As she’s grown, things have gotten better, but mostly, she manages to find new ways to send me to the brink.  Example: for us, bath time had always been a bit of a treat, a relaxing little respite where my kids could splash and play with toys and I could sit next to the tub for a few moments of rest.  Unfortunately something about that warm water seemed to get Devil Baby’s little anus all atwitter and she would poop in the tub with crushing regularity. Seriously, four out of five times.
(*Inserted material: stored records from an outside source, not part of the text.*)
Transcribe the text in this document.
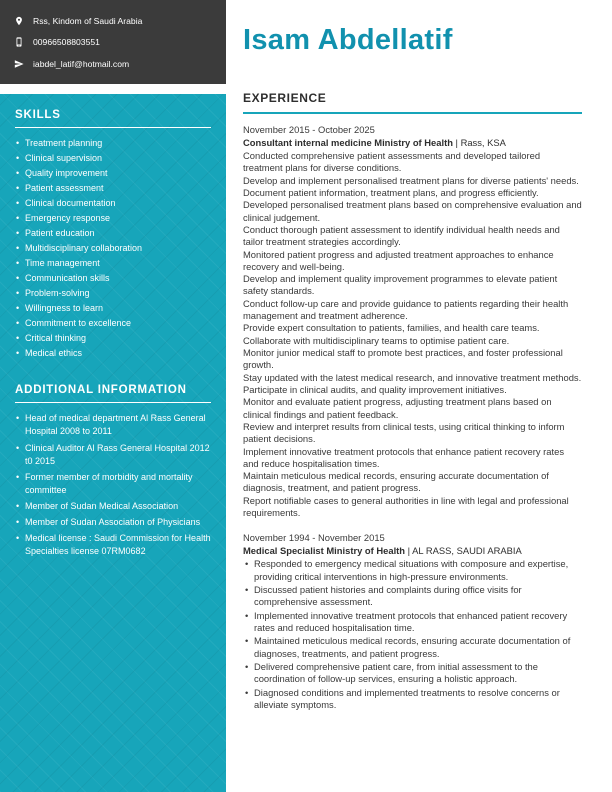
Rss, Kindom of Saudi Arabia
00966508803551
iabdel_latif@hotmail.com
SKILLS
• Treatment planning
• Clinical supervision
• Quality improvement
• Patient assessment
• Clinical documentation
• Emergency response
• Patient education
• Multidisciplinary collaboration
• Time management
• Communication skills
• Problem-solving
• Willingness to learn
• Commitment to excellence
• Critical thinking
• Medical ethics
ADDITIONAL INFORMATION
• Head of medical department Al Rass General Hospital 2008 to 2011
• Clinical Auditor Al Rass General Hospital 2012 t0 2015
• Former member of morbidity and mortality committee
• Member of Sudan Medical Association
• Member of Sudan Association of Physicians
• Medical license : Saudi Commission for Health Specialties license 07RM0682
Isam Abdellatif
EXPERIENCE

November 2015 - October 2025

Consultant internal medicine Ministry of Health | Rass, KSA

Conducted comprehensive patient assessments and developed tailored treatment plans for diverse conditions.

Develop and implement personalised treatment plans for diverse patients' needs.

Document patient information, treatment plans, and progress efficiently.

Developed personalised treatment plans based on comprehensive evaluation and clinical judgement.

Conduct thorough patient assessment to identify individual health needs and tailor treatment strategies accordingly.

Monitored patient progress and adjusted treatment approaches to enhance recovery and well-being.

Develop and implement quality improvement programmes to elevate patient safety standards.

Conduct follow-up care and provide guidance to patients regarding their health management and treatment adherence.

Provide expert consultation to patients, families, and health care teams.

Collaborate with multidisciplinary teams to optimise patient care.

Monitor junior medical staff to promote best practices, and foster professional growth.

Stay updated with the latest medical research, and innovative treatment methods.

Participate in clinical audits, and quality improvement initiatives.

Monitor and evaluate patient progress, adjusting treatment plans based on clinical findings and patient feedback.

Review and interpret results from clinical tests, using critical thinking to inform patient decisions.

Implement innovative treatment protocols that enhance patient recovery rates and reduce hospitalisation times.

Maintain meticulous medical records, ensuring accurate documentation of diagnosis, treatment, and patient progress.

Report notifiable cases to general authorities in line with legal and professional requirements.

November 1994 - November 2015

Medical Specialist Ministry of Health | AL RASS, SAUDI ARABIA

• Responded to emergency medical situations with composure and expertise, providing critical interventions in high-pressure environments.
• Discussed patient histories and complaints during office visits for comprehensive assessment.
• Implemented innovative treatment protocols that enhanced patient recovery rates and reduced hospitalisation time.
• Maintained meticulous medical records, ensuring accurate documentation of diagnoses, treatments, and patient progress.
• Delivered comprehensive patient care, from initial assessment to the coordination of follow-up services, ensuring a holistic approach.
• Diagnosed conditions and implemented treatments to resolve concerns or alleviate symptoms.
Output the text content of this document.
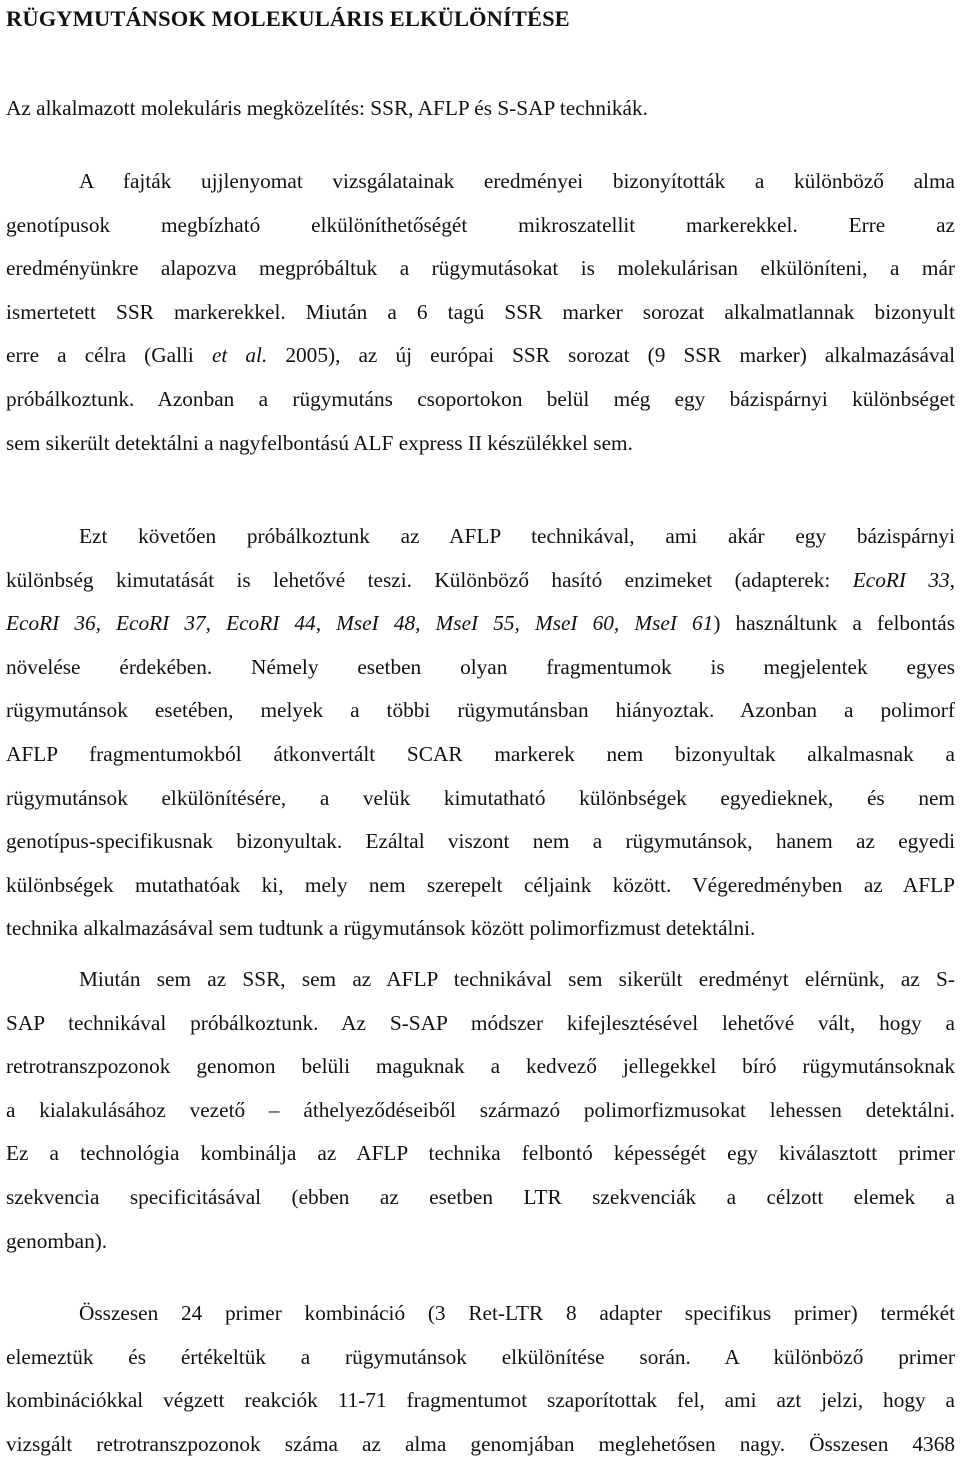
RÜGYMUTÁNSOK MOLEKULÁRIS ELKÜLÖNÍTÉSE
Az alkalmazott molekuláris megközelítés: SSR, AFLP és S-SAP technikák.
A fajták ujjlenyomat vizsgálatainak eredményei bizonyították a különböző alma
genotípusok megbízható elkülöníthetőségét mikroszatellit markerekkel. Erre az
eredményünkre alapozva megpróbáltuk a rügymutásokat is molekulárisan elkülöníteni, a már
ismertetett SSR markerekkel. Miután a 6 tagú SSR marker sorozat alkalmatlannak bizonyult
erre a célra (Galli et al. 2005), az új európai SSR sorozat (9 SSR marker) alkalmazásával
próbálkoztunk. Azonban a rügymutáns csoportokon belül még egy bázispárnyi különbséget
sem sikerült detektálni a nagyfelbontású ALF express II készülékkel sem.
Ezt követően próbálkoztunk az AFLP technikával, ami akár egy bázispárnyi
különbség kimutatását is lehetővé teszi. Különböző hasító enzimeket (adapterek: EcoRI 33,
EcoRI 36, EcoRI 37, EcoRI 44, MseI 48, MseI 55, MseI 60, MseI 61) használtunk a felbontás
növelése érdekében. Némely esetben olyan fragmentumok is megjelentek egyes
rügymutánsok esetében, melyek a többi rügymutánsban hiányoztak. Azonban a polimorf
AFLP fragmentumokból átkonvertált SCAR markerek nem bizonyultak alkalmasnak a
rügymutánsok elkülönítésére, a velük kimutatható különbségek egyedieknek, és nem
genotípus-specifikusnak bizonyultak. Ezáltal viszont nem a rügymutánsok, hanem az egyedi
különbségek mutathatóak ki, mely nem szerepelt céljaink között. Végeredményben az AFLP
technika alkalmazásával sem tudtunk a rügymutánsok között polimorfizmust detektálni.
Miután sem az SSR, sem az AFLP technikával sem sikerült eredményt elérnünk, az S-
SAP technikával próbálkoztunk. Az S-SAP módszer kifejlesztésével lehetővé vált, hogy a
retrotranszpozonok genomon belüli maguknak a kedvező jellegekkel bíró rügymutánsoknak
a kialakulásához vezető – áthelyeződéseiből származó polimorfizmusokat lehessen detektálni.
Ez a technológia kombinálja az AFLP technika felbontó képességét egy kiválasztott primer
szekvencia specificitásával (ebben az esetben LTR szekvenciák a célzott elemek a
genomban).
Összesen 24 primer kombináció (3 Ret-LTR 8 adapter specifikus primer) termékét
elemeztük és értékeltük a rügymutánsok elkülönítése során. A különböző primer
kombinációkkal végzett reakciók 11-71 fragmentumot szaporítottak fel, ami azt jelzi, hogy a
vizsgált retrotranszpozonok száma az alma genomjában meglehetősen nagy. Összesen 4368
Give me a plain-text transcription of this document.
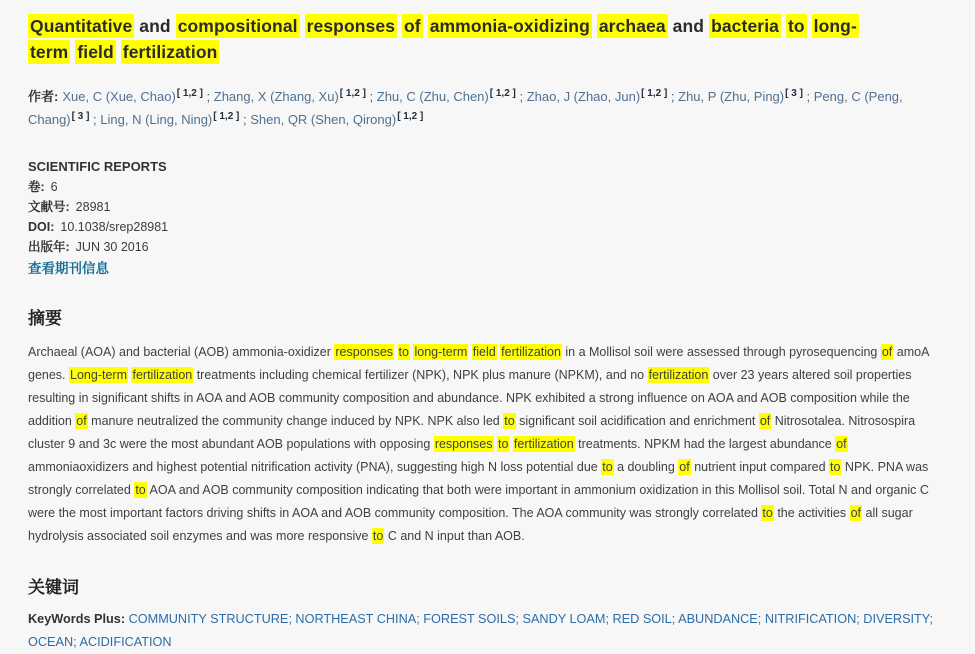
Quantitative and compositional responses of ammonia-oxidizing archaea and bacteria to long-
term field fertilization

作者: Xue, C (Xue, Chao)[ 1,2 ] ; Zhang, X (Zhang, Xu)[ 1,2 ] ; Zhu, C (Zhu, Chen)[ 1,2 ] ; Zhao, J (Zhao, Jun)[ 1,2 ] ; Zhu, P (Zhu, Ping)[ 3 ] ; Peng, C (Peng, Chang)[ 3 ] ; Ling, N (Ling, Ning)[ 1,2 ] ; Shen, QR (Shen, Qirong)[ 1,2 ]

SCIENTIFIC REPORTS
卷: 6
文献号: 28981
DOI: 10.1038/srep28981
出版年: JUN 30 2016
查看期刊信息
摘要

Archaeal (AOA) and bacterial (AOB) ammonia-oxidizer responses to long-term field fertilization in a Mollisol soil were assessed through pyrosequencing of amoA genes. Long-term fertilization treatments including chemical fertilizer (NPK), NPK plus manure (NPKM), and no fertilization over 23 years altered soil properties resulting in significant shifts in AOA and AOB community composition and abundance. NPK exhibited a strong influence on AOA and AOB composition while the addition of manure neutralized the community change induced by NPK. NPK also led to significant soil acidification and enrichment of Nitrosotalea. Nitrosospira cluster 9 and 3c were the most abundant AOB populations with opposing responses to fertilization treatments. NPKM had the largest abundance of ammoniaoxidizers and highest potential nitrification activity (PNA), suggesting high N loss potential due to a doubling of nutrient input compared to NPK. PNA was strongly correlated to AOA and AOB community composition indicating that both were important in ammonium oxidization in this Mollisol soil. Total N and organic C were the most important factors driving shifts in AOA and AOB community composition. The AOA community was strongly correlated to the activities of all sugar hydrolysis associated soil enzymes and was more responsive to C and N input than AOB.

关键词

KeyWords Plus: COMMUNITY STRUCTURE; NORTHEAST CHINA; FOREST SOILS; SANDY LOAM; RED SOIL; ABUNDANCE; NITRIFICATION; DIVERSITY; OCEAN; ACIDIFICATION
Suddenly bath time wasn’t so peaceful.  Supergirl would scream and lurch out of the tub, sending poopy water spraying everywhere and I’d end up having to get everyone cleaned up in the sink and spend the next half hour and disinfecting the tub and all the bath toys.  I eventually learned my lesson and began pulling Devil Baby out as soon as she was clean.  But every once in a while she was having so much fun, and being so calm and quiet and smiley that I’d linger for just a moment too long . . .  

And now Devil Baby is two and she’s terribly challenging, but so very funny.  She throws her weight around like a hockey goon to get what she wants.  She is stubborn and defiant and LOUD.  Lately she has taken to yelling HELP! HELP! HELP! when I’m carrying her kicking and screaming out of Target, the pool or any other place she’s not ready to leave.  Then she starts yelling WOAH! WOAH! WOOOAH! like I’m whipping her around or something.  (I swear to you, I’m not.)   She is going to get me arrested.

I remind myself regularly that she is a GIFT!  We almost didn’t get to have her!  Without her my life would undoubtedly be easier, but so much less interesting.  She has sent me to depths of rage and exhaustion and exasperation heretofore unknown to me.  I feel like we’re in the trenches together, walking through fire, so that I can keep her safe, help her grow up and teach her to be her best self.  

She is such a presence in our family, such a HUGE personality.  Our baby cannon-balled into our lives, grabbed us by the scruff of our necks and claimed us as hers.  She didn’t meld into our family; we molded to her.  None of us is the same.  Especially me.  She has pushed me into totally foreign territory even though I thought I had done it all, seen it all.  

Lately I get the feeling that she is starting to figure out that we are all putty in the face of her charms and humor.  She is extra funny (probably because she is extra naughty) and when we’re all sitting around the dinner table laughing at something she is doing, I can see a little shimmer of understanding forming as she belly laughs, looking from one smiling face to another.  In the coming months and years, as her little animal instincts begin to be tamed and pushed aside by her higher faculties, I suspect we may be in for some highly entertaining times.  

So happy birthday to my wonderful, exhausting, hilarious, Devil Baby.  I look forward to rechristening you on this blog sometime soon . . . but we’re not there yet.  I love you.